VIRGINIA KEY, Fla. – Nine-year-old Jay Weiskopf has about 120 stitches after surviving a shark attack on Sunday in South Beach. He suffered a curved gaping wound from his right shoulder to his pectoral muscle.
The dental battery of the shark also left trails of cuts on his right arm and side. On Wednesday, Jay got an oceanarium perspective on marine life in Virginia Key.
The resilient boy with autism spectrum disorder said he had fun with dolphins at the Miami Seaquarium, which also houses sharks, stingrays, manatees, the world’s oldest captive orca, and other animals.
“We are just so happy that Jay is able to experience a positive interaction with sea life,” his mother, Kristine Weiskopf, said, adding that he really loves dolphins and penguins, and “we don’t want him to be afraid.”
The Miami Seaquarium staff worked to help save the Weiskopf family’s spring vacation after the traumatic experience off the beach on Third Street and Ocean Drive.

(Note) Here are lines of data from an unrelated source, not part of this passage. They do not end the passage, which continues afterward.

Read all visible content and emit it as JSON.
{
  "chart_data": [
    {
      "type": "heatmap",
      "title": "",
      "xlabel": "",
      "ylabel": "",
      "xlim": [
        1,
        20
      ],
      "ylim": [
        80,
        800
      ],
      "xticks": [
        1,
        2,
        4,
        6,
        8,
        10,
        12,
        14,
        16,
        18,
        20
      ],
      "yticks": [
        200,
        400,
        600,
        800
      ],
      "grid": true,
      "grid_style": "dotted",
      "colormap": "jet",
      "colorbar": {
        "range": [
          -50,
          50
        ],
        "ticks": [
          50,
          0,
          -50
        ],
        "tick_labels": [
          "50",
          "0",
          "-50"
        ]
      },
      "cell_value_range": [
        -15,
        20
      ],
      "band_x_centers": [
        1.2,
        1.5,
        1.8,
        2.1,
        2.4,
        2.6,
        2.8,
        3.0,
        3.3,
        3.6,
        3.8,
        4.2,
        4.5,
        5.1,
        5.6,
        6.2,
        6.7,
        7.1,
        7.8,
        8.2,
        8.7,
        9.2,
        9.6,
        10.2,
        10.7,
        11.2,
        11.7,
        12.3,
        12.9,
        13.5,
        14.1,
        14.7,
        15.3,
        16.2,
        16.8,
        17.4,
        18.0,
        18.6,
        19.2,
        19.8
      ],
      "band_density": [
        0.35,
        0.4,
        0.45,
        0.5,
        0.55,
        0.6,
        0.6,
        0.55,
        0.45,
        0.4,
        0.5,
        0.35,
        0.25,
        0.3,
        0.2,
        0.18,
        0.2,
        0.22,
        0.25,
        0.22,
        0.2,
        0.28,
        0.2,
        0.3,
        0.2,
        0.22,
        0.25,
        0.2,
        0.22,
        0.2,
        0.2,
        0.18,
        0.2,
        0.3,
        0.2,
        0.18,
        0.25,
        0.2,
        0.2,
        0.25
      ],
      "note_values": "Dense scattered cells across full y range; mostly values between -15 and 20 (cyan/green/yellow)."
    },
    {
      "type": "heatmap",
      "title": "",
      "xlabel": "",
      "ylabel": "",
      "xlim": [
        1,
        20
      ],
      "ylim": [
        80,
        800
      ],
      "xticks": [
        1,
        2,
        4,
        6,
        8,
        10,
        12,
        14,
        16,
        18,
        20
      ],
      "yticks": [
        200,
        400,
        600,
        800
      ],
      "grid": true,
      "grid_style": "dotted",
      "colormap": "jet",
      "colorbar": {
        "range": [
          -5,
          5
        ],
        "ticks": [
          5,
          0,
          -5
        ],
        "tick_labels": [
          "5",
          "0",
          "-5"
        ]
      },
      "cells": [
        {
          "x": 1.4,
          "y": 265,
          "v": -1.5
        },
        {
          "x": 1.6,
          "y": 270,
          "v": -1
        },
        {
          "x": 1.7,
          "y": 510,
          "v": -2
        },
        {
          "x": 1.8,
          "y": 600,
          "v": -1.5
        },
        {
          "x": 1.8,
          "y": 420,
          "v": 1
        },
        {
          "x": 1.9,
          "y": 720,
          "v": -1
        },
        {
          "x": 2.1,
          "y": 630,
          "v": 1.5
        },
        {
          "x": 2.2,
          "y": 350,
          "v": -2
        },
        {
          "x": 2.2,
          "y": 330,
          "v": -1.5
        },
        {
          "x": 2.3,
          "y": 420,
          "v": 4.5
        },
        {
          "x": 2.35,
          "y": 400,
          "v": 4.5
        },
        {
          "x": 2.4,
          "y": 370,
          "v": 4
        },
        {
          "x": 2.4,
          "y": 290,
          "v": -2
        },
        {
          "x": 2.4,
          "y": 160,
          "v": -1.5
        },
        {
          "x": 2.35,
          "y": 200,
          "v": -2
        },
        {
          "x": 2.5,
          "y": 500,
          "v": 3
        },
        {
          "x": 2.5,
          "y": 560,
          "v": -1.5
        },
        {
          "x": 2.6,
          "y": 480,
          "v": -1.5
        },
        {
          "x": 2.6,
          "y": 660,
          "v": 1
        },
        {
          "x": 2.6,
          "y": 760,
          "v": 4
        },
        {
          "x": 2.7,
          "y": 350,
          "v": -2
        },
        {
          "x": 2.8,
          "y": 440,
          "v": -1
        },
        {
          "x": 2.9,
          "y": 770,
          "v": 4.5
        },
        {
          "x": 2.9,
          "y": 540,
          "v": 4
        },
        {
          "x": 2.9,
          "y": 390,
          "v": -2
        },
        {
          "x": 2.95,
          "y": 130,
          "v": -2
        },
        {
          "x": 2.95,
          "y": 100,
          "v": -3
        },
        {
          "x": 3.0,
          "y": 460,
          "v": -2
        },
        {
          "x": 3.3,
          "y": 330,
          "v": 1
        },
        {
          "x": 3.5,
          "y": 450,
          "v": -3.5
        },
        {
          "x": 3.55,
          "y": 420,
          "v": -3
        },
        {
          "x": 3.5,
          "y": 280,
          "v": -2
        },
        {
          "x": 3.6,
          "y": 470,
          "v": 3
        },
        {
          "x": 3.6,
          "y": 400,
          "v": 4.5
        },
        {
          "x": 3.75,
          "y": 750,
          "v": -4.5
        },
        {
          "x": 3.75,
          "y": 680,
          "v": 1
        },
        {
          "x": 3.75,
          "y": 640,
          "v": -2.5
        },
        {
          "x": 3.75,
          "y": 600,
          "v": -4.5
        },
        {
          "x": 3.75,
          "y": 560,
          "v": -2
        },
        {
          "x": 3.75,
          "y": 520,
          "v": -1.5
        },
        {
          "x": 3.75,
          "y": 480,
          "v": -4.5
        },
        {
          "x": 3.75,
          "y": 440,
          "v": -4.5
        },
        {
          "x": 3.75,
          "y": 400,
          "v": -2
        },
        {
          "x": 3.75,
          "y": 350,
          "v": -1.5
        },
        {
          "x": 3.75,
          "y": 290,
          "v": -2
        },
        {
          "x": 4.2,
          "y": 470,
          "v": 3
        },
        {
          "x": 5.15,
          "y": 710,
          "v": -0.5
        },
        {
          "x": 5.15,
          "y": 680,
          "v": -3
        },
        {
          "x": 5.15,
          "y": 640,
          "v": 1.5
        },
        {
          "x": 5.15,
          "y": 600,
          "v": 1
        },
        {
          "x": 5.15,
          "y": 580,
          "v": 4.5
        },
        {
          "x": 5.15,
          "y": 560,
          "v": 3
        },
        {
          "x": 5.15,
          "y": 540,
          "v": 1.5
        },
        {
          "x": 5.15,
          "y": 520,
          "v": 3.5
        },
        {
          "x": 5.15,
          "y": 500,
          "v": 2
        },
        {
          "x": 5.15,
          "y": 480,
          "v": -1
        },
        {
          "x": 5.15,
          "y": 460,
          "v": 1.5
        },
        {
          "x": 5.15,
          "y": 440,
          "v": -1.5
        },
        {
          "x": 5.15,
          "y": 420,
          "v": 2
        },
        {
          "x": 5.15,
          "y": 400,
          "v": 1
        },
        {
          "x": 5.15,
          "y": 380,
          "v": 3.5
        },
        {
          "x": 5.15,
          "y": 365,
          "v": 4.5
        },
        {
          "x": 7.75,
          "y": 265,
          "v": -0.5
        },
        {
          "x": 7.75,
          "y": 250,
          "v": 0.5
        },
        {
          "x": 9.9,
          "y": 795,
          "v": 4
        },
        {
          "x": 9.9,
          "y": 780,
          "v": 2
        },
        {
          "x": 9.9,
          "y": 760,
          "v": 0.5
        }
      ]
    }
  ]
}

Right after arriving from Minnesota, Jay and his parents walked to the beach, east of the Marjory Stoneman Douglas Ocean Beach Park’s playground, and north of the South Pointe Park Pier.
At first, there was nothing visibly menacing in the water. He was holding his mother’s hand. The waves were so small he was bodysurfing. Minutes later, the swift-swimming predator attacked.
His mother said they were in waist-deep water when she saw the 4-foot gray shark swimming away. She lifted him up and ran out of the water as fast as she could.
“At the time, I was in mom mode, and I didn’t even register the severity,” she said on Wednesday. “All I was focused on was getting him help.”
Miami Beach Fire Rescue personnel rushed him to Jackson Memorial Hospital. There was fear that he would have to deal with an infection or that the injury would affect his mobility. All went well, and doctors released him on Tuesday.
“A shark tried to eat me at the ocean,” Jay said after his release.
His story made national news. The Weiskopf family plans to return home on Thursday.
Experts with the National Oceanic and Atmospheric Administration Fisheries say the rare attacks happen when a shark confuses a human for natural prey.